Alternative Methods of Compliance (AMOCs)
(j)(1) The Manager, Seattle Aircraft Certification Office (ACO), FAA, has the authority to approve AMOCs for this AD, if requested in accordance with the procedures found in 14 CFR 39.19.
(2) Before using any AMOC approved in accordance with 14 CFR 39.19 on any airplane to which the AMOC applies, notify the appropriate principal inspector in the FAA Flight Standards Certificate Holding District Office.

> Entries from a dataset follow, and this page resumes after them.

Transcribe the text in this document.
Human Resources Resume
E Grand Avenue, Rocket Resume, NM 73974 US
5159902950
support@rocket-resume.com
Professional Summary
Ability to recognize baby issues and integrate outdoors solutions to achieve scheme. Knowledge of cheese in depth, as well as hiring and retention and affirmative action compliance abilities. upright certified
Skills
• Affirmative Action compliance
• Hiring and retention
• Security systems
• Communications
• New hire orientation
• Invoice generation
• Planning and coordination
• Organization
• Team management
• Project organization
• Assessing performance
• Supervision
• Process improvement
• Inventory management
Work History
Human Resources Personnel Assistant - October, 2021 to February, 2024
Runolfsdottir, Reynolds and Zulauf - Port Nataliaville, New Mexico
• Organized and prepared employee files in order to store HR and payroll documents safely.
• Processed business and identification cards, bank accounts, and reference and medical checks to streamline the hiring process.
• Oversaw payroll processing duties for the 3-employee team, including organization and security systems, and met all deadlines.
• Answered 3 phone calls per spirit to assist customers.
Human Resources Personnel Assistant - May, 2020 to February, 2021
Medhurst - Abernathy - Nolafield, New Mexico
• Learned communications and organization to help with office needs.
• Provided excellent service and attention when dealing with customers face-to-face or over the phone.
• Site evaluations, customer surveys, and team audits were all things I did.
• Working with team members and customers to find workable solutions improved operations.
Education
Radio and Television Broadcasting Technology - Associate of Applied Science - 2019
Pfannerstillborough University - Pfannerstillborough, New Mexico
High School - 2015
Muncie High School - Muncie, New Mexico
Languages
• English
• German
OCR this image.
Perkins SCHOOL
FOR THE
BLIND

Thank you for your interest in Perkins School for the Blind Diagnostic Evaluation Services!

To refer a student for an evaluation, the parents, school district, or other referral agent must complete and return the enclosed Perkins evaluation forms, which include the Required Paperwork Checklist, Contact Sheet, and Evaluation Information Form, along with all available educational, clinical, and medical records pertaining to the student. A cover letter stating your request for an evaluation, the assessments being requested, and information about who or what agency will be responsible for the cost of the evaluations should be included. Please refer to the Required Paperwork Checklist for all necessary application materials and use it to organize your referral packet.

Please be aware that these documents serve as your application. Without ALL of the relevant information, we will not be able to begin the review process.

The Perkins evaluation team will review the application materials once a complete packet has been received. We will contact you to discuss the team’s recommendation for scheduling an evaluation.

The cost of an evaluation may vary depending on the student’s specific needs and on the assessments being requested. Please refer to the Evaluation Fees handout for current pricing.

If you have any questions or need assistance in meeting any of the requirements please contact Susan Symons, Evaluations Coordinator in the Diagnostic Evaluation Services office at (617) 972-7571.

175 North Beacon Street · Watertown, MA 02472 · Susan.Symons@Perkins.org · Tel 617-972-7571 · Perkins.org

Material Incorporated by Reference
(k) You must use Boeing Service Bulletin 777-52-0033, Revision 1, dated June 12, 2003; and Boeing Component Service Bulletin 285W0955-24-01, dated November 21, 2002; as applicable; to perform the actions that are required by this AD, unless the AD specifies otherwise. The Director of the Federal Register approved the incorporation by reference of these documents in accordance with 5 U.S.C. 552(a) and 1 CFR part 51. Contact Boeing Commercial Airplanes, P.O. Box 3707, Seattle, Washington 98124-2207, for a copy of this service information. You may review copies at the Docket Management Facility, U.S. Department of Transportation, 400 Seventh Street, SW., Room PL-401, Nassif Building, Washington, DC; on the Internet at http://dms.dot.gov; or at the National Archives and Records Administration (NARA). For information on the availability of this material at the NARA, call (202) 741-6030, or go to http://www.archives.gov/federal_register/code_of_federal_regulations/ibr_locations.html.Start Signature
Issued in Renton, Washington, on May 16, 2006.
Kevin M. Mullin,
Acting Manager, Transport Airplane Directorate, Aircraft Certification Service.